"So, Sir Fleming," said the Castellane, "you are in no hurry, methinks, to repair to the rendezvous."
"So please you," answered the Fleming, "we were compelled to tarry, that we might load our wains with our bales of cloth and other property."
"Ha! wains?—how many wains have you brought with you?"
"Six, noble sir," replied Wilkin.
"And how many men?" demanded Raymond Berenger.
"Twelve, valiant sir," answered Flammock.
"Only two men to each baggage-wain? I wonder you would thus encumber yourself," said Berenger.
"Under your favour, sir, once more," replied Wilkin, "it is only the value which I and my comrades set upon our goods, that inclines us to defend them with our bodies; and, had we been obliged to leave our cloth to the plundering clutches of yonder vagabonds, I should have seen small policy in stopping here to give them the opportunity of adding murder to robbery. Gloucester should have been my first halting-place."

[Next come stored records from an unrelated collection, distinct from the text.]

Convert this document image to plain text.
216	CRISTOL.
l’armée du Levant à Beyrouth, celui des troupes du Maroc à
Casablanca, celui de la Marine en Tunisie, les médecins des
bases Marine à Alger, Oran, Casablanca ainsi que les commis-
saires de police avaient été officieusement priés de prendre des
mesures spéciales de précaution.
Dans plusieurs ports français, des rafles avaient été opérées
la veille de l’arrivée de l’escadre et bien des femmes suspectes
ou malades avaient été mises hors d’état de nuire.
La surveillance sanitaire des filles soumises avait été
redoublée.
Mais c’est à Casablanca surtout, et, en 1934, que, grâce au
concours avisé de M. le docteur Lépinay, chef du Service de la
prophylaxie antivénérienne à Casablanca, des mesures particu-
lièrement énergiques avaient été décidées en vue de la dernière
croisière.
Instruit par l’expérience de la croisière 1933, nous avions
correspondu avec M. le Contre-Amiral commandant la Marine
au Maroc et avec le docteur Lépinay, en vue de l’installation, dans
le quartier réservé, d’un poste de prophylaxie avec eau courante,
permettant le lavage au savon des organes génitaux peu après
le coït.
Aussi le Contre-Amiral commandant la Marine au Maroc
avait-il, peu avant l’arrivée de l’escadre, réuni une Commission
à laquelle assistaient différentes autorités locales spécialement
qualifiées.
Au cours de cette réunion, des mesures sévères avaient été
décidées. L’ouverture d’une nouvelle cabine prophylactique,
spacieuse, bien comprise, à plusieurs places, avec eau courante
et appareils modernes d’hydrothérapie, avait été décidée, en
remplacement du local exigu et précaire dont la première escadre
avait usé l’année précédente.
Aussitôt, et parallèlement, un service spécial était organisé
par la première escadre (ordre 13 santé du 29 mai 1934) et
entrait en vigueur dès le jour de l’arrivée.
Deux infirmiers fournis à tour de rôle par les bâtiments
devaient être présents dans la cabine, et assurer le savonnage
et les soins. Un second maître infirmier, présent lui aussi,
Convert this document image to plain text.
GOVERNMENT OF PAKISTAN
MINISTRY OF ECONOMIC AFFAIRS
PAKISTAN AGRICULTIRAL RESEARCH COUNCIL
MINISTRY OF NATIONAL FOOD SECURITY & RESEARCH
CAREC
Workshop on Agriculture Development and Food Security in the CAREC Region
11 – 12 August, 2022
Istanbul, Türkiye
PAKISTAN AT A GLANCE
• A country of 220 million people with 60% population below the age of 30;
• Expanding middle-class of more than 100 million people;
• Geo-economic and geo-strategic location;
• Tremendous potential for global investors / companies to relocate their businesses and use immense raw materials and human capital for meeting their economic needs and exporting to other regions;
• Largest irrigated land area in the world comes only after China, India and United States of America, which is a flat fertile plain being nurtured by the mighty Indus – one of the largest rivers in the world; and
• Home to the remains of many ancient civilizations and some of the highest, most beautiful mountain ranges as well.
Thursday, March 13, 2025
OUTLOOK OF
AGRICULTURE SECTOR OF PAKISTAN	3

The Norman knight gazed on the Flemish artisan, for such was Wilkin Flammock, with such a mixture of surprise and contempt, as excluded indignation. "I have heard much," he said, "but this is the first time that I have heard one with a beard on his lip avouch himself a coward."
"Nor do you hear it now," answered Flammock, with the utmost composure—"I am always ready to fight for life and property; and my coming to this country, where they are both in constant danger, shows that I care not much how often I do so. But a sound skin is better than a slashed one, for all that."